ALEX GALLAFENT: Today, many Muslims are celebrating. Early this morning, a group gathered at a mosque in Brooklyn, New York. After prayers, they boarded a bus, excited at what lay ahead.

MALE SPEAKER: I'm missing two people. Those who paid. Some families didn't come. But we are taking the bus away. That's it. Okay, let's go.

GALLAFENT: The destination, Six Flags Great Adventure, a theme park in New Jersey. Today is the day of Eid. Eid marks the end of Ramadan, the month of dawn-to-dusk fasting, a month for getting closer to God, says Ashfaq Parkar.

ASHFAQ PARKAR: And what we're celebrating on this day is that God has forgiven us our sins. And it's that which is the celebration.

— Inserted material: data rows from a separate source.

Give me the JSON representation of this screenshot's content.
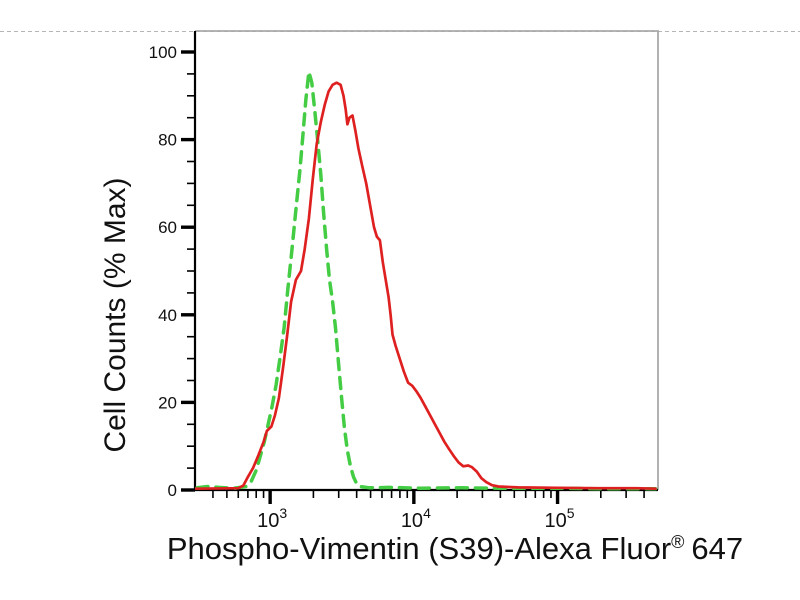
{
  "page": {
    "background": "#ffffff",
    "divider_color": "#b5b5b5"
  },
  "chart_data": {
    "type": "line",
    "title": "",
    "ylabel": "Cell Counts (% Max)",
    "xlabel_prefix": "Phospho-Vimentin (S39)-Alexa Fluor",
    "xlabel_registered": "®",
    "xlabel_suffix": "647",
    "x_scale": "log",
    "xlim": [
      300,
      500000
    ],
    "ylim": [
      0,
      100
    ],
    "grid": false,
    "legend": "none",
    "axis_color": "#000000",
    "frame_color": "#a9a9a9",
    "x_major_ticks": [
      {
        "value": 1000,
        "base": "10",
        "exp": "3"
      },
      {
        "value": 10000,
        "base": "10",
        "exp": "4"
      },
      {
        "value": 100000,
        "base": "10",
        "exp": "5"
      }
    ],
    "x_minor_multiples": [
      2,
      3,
      4,
      5,
      6,
      7,
      8,
      9
    ],
    "y_major_ticks": [
      {
        "value": 0,
        "label": "0"
      },
      {
        "value": 20,
        "label": "20"
      },
      {
        "value": 40,
        "label": "40"
      },
      {
        "value": 60,
        "label": "60"
      },
      {
        "value": 80,
        "label": "80"
      },
      {
        "value": 100,
        "label": "100"
      }
    ],
    "y_minor_step": 5,
    "series": [
      {
        "name": "green-dashed-control",
        "color": "#44cd44",
        "line_style": "dashed",
        "line_width": 3.5,
        "points": [
          [
            310,
            0.5
          ],
          [
            370,
            0.8
          ],
          [
            440,
            0.6
          ],
          [
            560,
            0.4
          ],
          [
            680,
            0.8
          ],
          [
            740,
            2
          ],
          [
            800,
            4.5
          ],
          [
            850,
            7.5
          ],
          [
            910,
            11
          ],
          [
            970,
            15
          ],
          [
            1030,
            19
          ],
          [
            1100,
            24
          ],
          [
            1170,
            30
          ],
          [
            1250,
            37
          ],
          [
            1330,
            46
          ],
          [
            1420,
            55
          ],
          [
            1510,
            64
          ],
          [
            1610,
            73
          ],
          [
            1690,
            81
          ],
          [
            1770,
            89
          ],
          [
            1860,
            95.5
          ],
          [
            1950,
            93
          ],
          [
            2040,
            87
          ],
          [
            2140,
            80
          ],
          [
            2250,
            72
          ],
          [
            2360,
            63
          ],
          [
            2470,
            55
          ],
          [
            2590,
            48
          ],
          [
            2720,
            43
          ],
          [
            2850,
            37
          ],
          [
            2990,
            29
          ],
          [
            3140,
            21
          ],
          [
            3290,
            14
          ],
          [
            3450,
            9
          ],
          [
            3620,
            5.5
          ],
          [
            3800,
            3
          ],
          [
            3990,
            1.5
          ],
          [
            4180,
            0.8
          ],
          [
            4920,
            0.5
          ],
          [
            6760,
            0.6
          ],
          [
            11000,
            0.4
          ],
          [
            21500,
            0.5
          ],
          [
            38800,
            0.4
          ],
          [
            100000,
            0.4
          ],
          [
            190000,
            0.3
          ],
          [
            420000,
            0.3
          ],
          [
            480000,
            0.3
          ]
        ]
      },
      {
        "name": "red-solid-stained",
        "color": "#df2020",
        "line_style": "solid",
        "line_width": 2.7,
        "points": [
          [
            305,
            0.3
          ],
          [
            600,
            0.4
          ],
          [
            650,
            1
          ],
          [
            700,
            3
          ],
          [
            760,
            5
          ],
          [
            830,
            8
          ],
          [
            900,
            11
          ],
          [
            950,
            13.5
          ],
          [
            1020,
            14.5
          ],
          [
            1080,
            17
          ],
          [
            1150,
            21
          ],
          [
            1230,
            28
          ],
          [
            1310,
            35
          ],
          [
            1400,
            43
          ],
          [
            1510,
            48
          ],
          [
            1640,
            50
          ],
          [
            1740,
            55
          ],
          [
            1860,
            62
          ],
          [
            1980,
            71
          ],
          [
            2110,
            79
          ],
          [
            2250,
            84
          ],
          [
            2400,
            88
          ],
          [
            2550,
            91
          ],
          [
            2720,
            92.5
          ],
          [
            2900,
            93
          ],
          [
            3090,
            92.5
          ],
          [
            3240,
            90
          ],
          [
            3350,
            87
          ],
          [
            3450,
            83.5
          ],
          [
            3560,
            85
          ],
          [
            3740,
            85.5
          ],
          [
            3920,
            82
          ],
          [
            4110,
            78
          ],
          [
            4370,
            74
          ],
          [
            4660,
            70
          ],
          [
            4960,
            65
          ],
          [
            5280,
            60
          ],
          [
            5530,
            57.8
          ],
          [
            5800,
            57
          ],
          [
            6080,
            52
          ],
          [
            6370,
            48
          ],
          [
            6670,
            44
          ],
          [
            6890,
            40
          ],
          [
            7100,
            35.5
          ],
          [
            7450,
            33
          ],
          [
            7970,
            30
          ],
          [
            8520,
            27
          ],
          [
            9120,
            24.5
          ],
          [
            9750,
            23.8
          ],
          [
            10440,
            22.5
          ],
          [
            11160,
            21
          ],
          [
            12050,
            19
          ],
          [
            13000,
            17
          ],
          [
            14020,
            15
          ],
          [
            15130,
            13
          ],
          [
            16320,
            11
          ],
          [
            17610,
            9.3
          ],
          [
            19000,
            7.7
          ],
          [
            20500,
            6.3
          ],
          [
            22100,
            5.4
          ],
          [
            23900,
            5.6
          ],
          [
            25400,
            5.2
          ],
          [
            27400,
            4.2
          ],
          [
            29500,
            2.7
          ],
          [
            31900,
            1.8
          ],
          [
            35000,
            1.1
          ],
          [
            38800,
            0.8
          ],
          [
            53200,
            0.6
          ],
          [
            100000,
            0.5
          ],
          [
            190000,
            0.4
          ],
          [
            355000,
            0.4
          ],
          [
            480000,
            0.3
          ]
        ]
      }
    ]
  }
}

GALLAFENT: Parkar is with the New Jersey chapter of the Islamic Circle of North America or ICNA. He says the vagaries of the lunar calendar means that this year Eid could be celebrated today, or tomorrow, September 11th. Parkar and his colleagues chose not to celebrate on the 11th.

PARKAR: We as American Muslims share in the same type of grief as our wider community. So September 11th is a day of grief for Muslims as it is for other people, and a day of celebration is more befitting on the 10th.

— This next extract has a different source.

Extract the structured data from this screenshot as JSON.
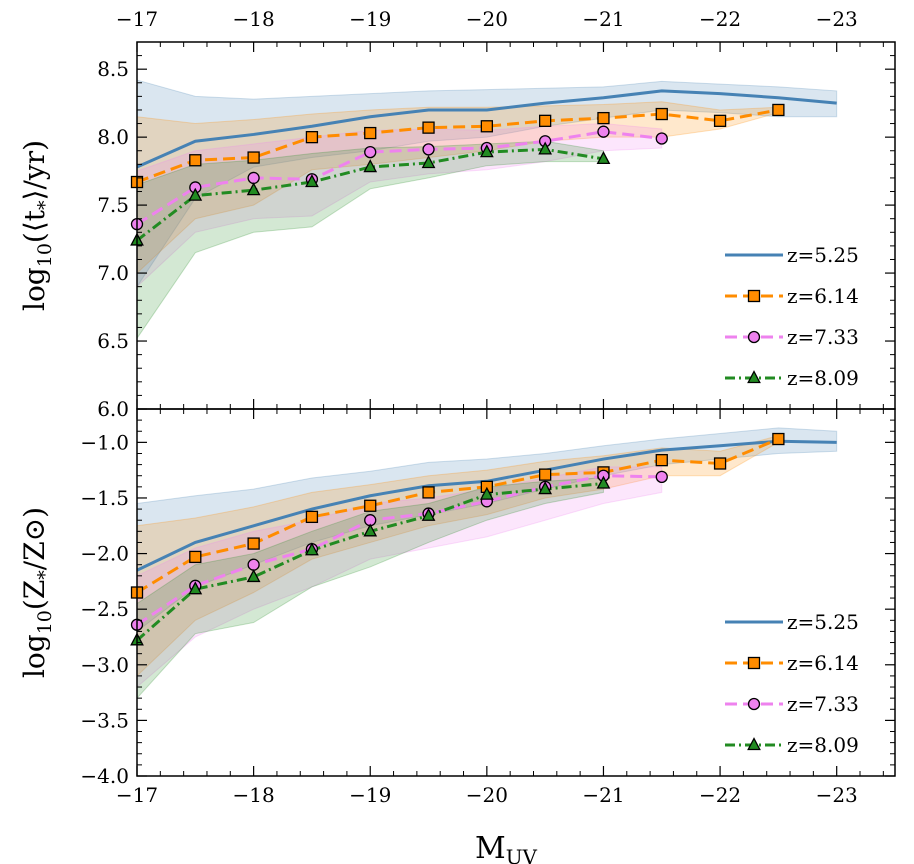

GALLAFENT: On the bus, a five year old tells me what's on his mind.

AHMED ABDEL SHAFY: Six Flag.

GALLAFENT: Ahmed Abdel Shafy is traveling with his Egyptian-born parents, Ola and Sharef.

SHAFY: I want to ride the train and airplane.

GALLAFENT: Ola says she wants Ahmed and his younger sister to have a good time.

OLA SHAFY: I hope they get some fun today.

GALLAFENT: A couple hours after leaving Brooklyn, the bus pulls up at Six Flags in New Jersey. The amusement park wouldn't normally be open today. But it's a special event, one held at Six Flags' parks around the country.

MALE SPEAKER: The ICNA and Six Flags present Muslim Family Day, the biggest Muslim event of the year in seven major cities nationwide. Come join us for a day of Halal fun and delicious Halal food.

GALLAFENT: The ICNA says nearly 50,000 Muslims attend each year. Not surprising, says Ashfaq Parkar. It's a great day out.

PARKAR: Rollercoasters, nice food, meeting friends, family.

GALLAFENT: But even here, September 11th makes its mark.

MUHAMMED AHMED: There's a sober mood as well as a celebration.

GALLAFENT: Muhammed Ahmed has been involved in Muslim Family Day since it began in 2000. Back then he worked alongside one of the original organizers, a man named Tariq Amunallah.

AHMED: Tariq was a very nice, like any American could be. I knew him for a long time. A family man.

GALLAFENT: Amunullah was vice-president of an investment bank in Manhattan. He worked on the 97th floor of Tower 2 at the World Trade Center. The last time Muhammed Ahmed saw him was here at the park, a few days before September 11th, 2001.

AHMED: As soon as I come here and pass by this place, I still think of him all of the time.

GALLAFENT: Amunullah was one of about 60 Muslims believed to have been killed in the September 11th attacks. But that piece of information didn't prevent a mini storm of controversy earlier in the summer. Muslim Family Days in Dallas, Chicago and Washington are set to take place on Sunday, September 12th.

JOE KAUFMAN: The fact that they are having it on September 12th I believe they are actually spitting in the face of Americans.

GALLAFENT: That's Joe Kaufman, speaking on Fox News. He leads a group called Americans Against Hate.

PARKAR: How do we move forward from here?

GALLAFENT: Ashfaq Parkar mentions one of his projects with the Islamic Circle of North America, a phone number people can call for information, or just a chat, about Islam. Sometimes, he says, people do call up angry. Given events such as September 11th, he gets that.

PARKAR: They have a reason why they have these negative sentiments, and unless they've got a way of getting this tension out and talking it over with somebody, those negative sentiments aren't going to go away.

GALLAFENT: By the way, Parkar points out that Six Flags Muslim Family Day isn't just for Muslims. He says he'd love to see anyone come along and join in the fun. For The World, I'm Alex Gallafent at Six Flags, New Jersey.